Infusionslösungen mit zu wenig Wirkstoff
Wenn Ärzt:innen Leistungen abrechnen, die sie gar nicht erbringen sondern beispielsweise nur deren Weiterbildungsassist:innen, dann ist dies ein Fall für die kassenärztlichen Vereinigungen. In einem solchen Fall in Schleswig-Holstein erstattete die Vereinigung Strafanzeige, wie Michels schilderte. Die Krankenkasse ist dabei nicht direkt geschädigt, denn Ärzt:innen rechnen innerhalb ihrer Budgets mit den kassenärztlichen Vereinigungen ab.
Spektakulär sind die Betrugsfälle bei Apotheken, die patientenindividuelle Infusionslösungen für Krebspatient:innen herstellen.
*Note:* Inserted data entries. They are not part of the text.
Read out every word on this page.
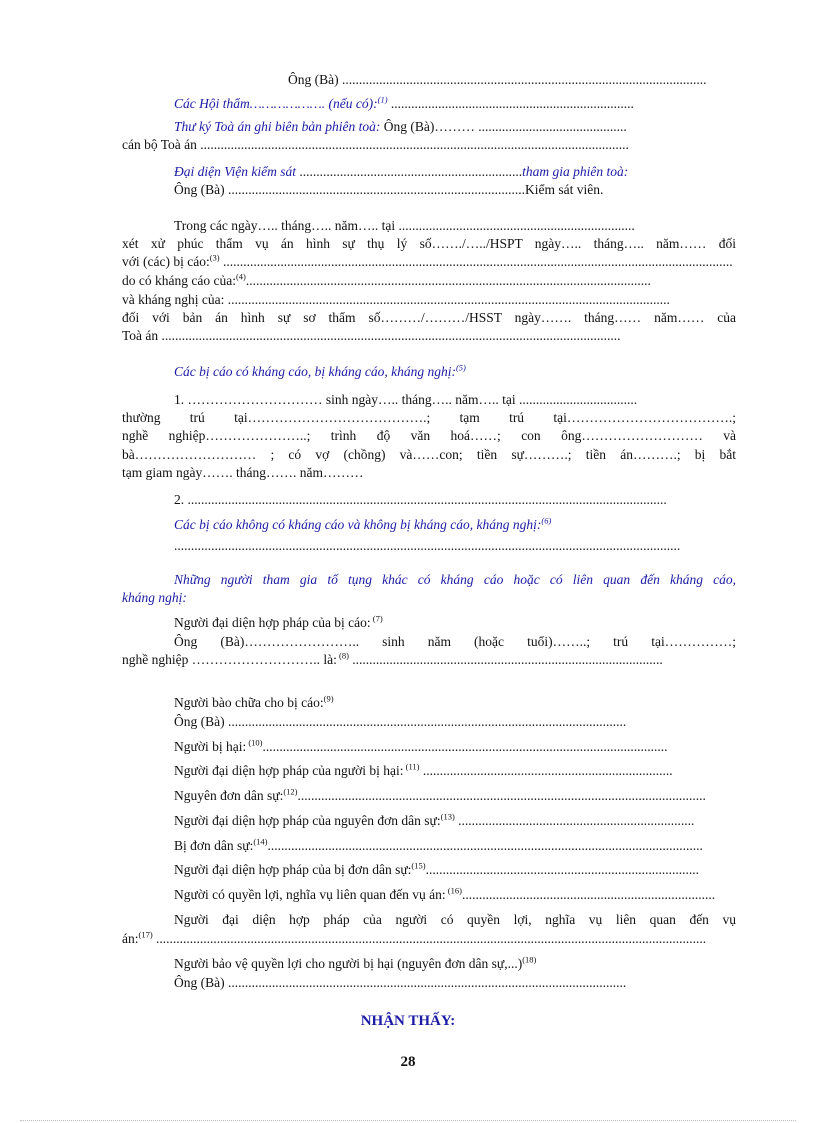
Ông (Bà) ............................................................................................................
Các Hội thẩm………………. (nếu có):$^{(1)}$ ........................................................................
Thư ký Toà án ghi biên bản phiên toà: Ông (Bà)……… ............................................
cán bộ Toà án ...............................................................................................................................
Đại diện Viện kiểm sát ..................................................................tham gia phiên toà:
Ông (Bà) ........................................................................................Kiểm sát viên.
Trong các ngày….. tháng….. năm….. tại ......................................................................
xét xử phúc thẩm vụ án hình sự thụ lý số……./…../HSPT ngày….. tháng….. năm…… đối
với (các) bị cáo:$^{(3)}$ .......................................................................................................................................................
do có kháng cáo của:$^{(4)}$........................................................................................................................
và kháng nghị của: ...................................................................................................................................
đối với bản án hình sự sơ thẩm số………/………/HSST ngày……. tháng…… năm…… của
Toà án ........................................................................................................................................
Các bị cáo có kháng cáo, bị kháng cáo, kháng nghị:$^{(5)}$
1. ………………………… sinh ngày….. tháng….. năm….. tại ...................................
thường trú tại………………………………….; tạm trú tại……………………………….;
nghề nghiệp…………………..; trình độ văn hoá……; con ông……………………… và
bà……………………… ; có vợ (chồng) và……con; tiền sự……….; tiền án……….; bị bắt
tạm giam ngày……. tháng……. năm………
2. ..............................................................................................................................................
Các bị cáo không có kháng cáo và không bị kháng cáo, kháng nghị:$^{(6)}$
......................................................................................................................................................
Những người tham gia tố tụng khác có kháng cáo hoặc có liên quan đến kháng cáo,
kháng nghị:
Người đại diện hợp pháp của bị cáo: $^{(7)}$
Ông (Bà)…………………….. sinh năm (hoặc tuổi)……..; trú tại……………;
nghề nghiệp ……………………….. là: $^{(8)}$ ............................................................................................
Người bào chữa cho bị cáo:$^{(9)}$
Ông (Bà) ......................................................................................................................
Người bị hại: $^{(10)}$........................................................................................................................
Người đại diện hợp pháp của người bị hại: $^{(11)}$ ..........................................................................
Nguyên đơn dân sự:$^{(12)}$.........................................................................................................................
Người đại diện hợp pháp của nguyên đơn dân sự:$^{(13)}$ ......................................................................
Bị đơn dân sự:$^{(14)}$.................................................................................................................................
Người đại diện hợp pháp của bị đơn dân sự:$^{(15)}$.................................................................................
Người có quyền lợi, nghĩa vụ liên quan đến vụ án: $^{(16)}$...........................................................................
Người đại diện hợp pháp của người có quyền lợi, nghĩa vụ liên quan đến vụ
án:$^{(17)}$ ...................................................................................................................................................................
Người bảo vệ quyền lợi cho người bị hại (nguyên đơn dân sự,...)$^{(18)}$
Ông (Bà) ......................................................................................................................
NHẬN THẤY:
28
In Sachsen ermittelt die Staatsanwaltschaft gegen einen Apotheker, der Infusionen für individuelle Chemotherapien produzierte, die gar kein oder zu wenig an den Wirkstoffen Zytostatika enthielten, schilderte Michels. In Bottrop war vor vier Jahren ein ähnlicher Fall aufgeflogen.
Im Gesundheitssektor in Deutschland sei in den letzten Jahren ein kontinuierlicher Anstieg der Ausgaben zu verzeichnen, erklärte André Schmidt, Oberstaatsanwalt in Braunschweig und für Korruptionsbekämpfung zuständig. Im Jahr 2021 haben die Gesundheitskosten rund 441 Milliarden Euro betragen, dies sei ein Anstieg um fast 150 Milliarden Euro in den vergangenen zehn Jahren. Eine solch „unvorstellbare Summe“ wecke Begehrlichkeiten, von diesen Mitteln unrechtmäßig zu partizipieren, so Schmidt. Fehlende Transparenz erschwere die Kontrolle der Akteure. Das Zusammenwirken der Institutionen, das Abrechnungs- und Vergütungssystem sei für die Patient:innen „wenig durchschaubar“.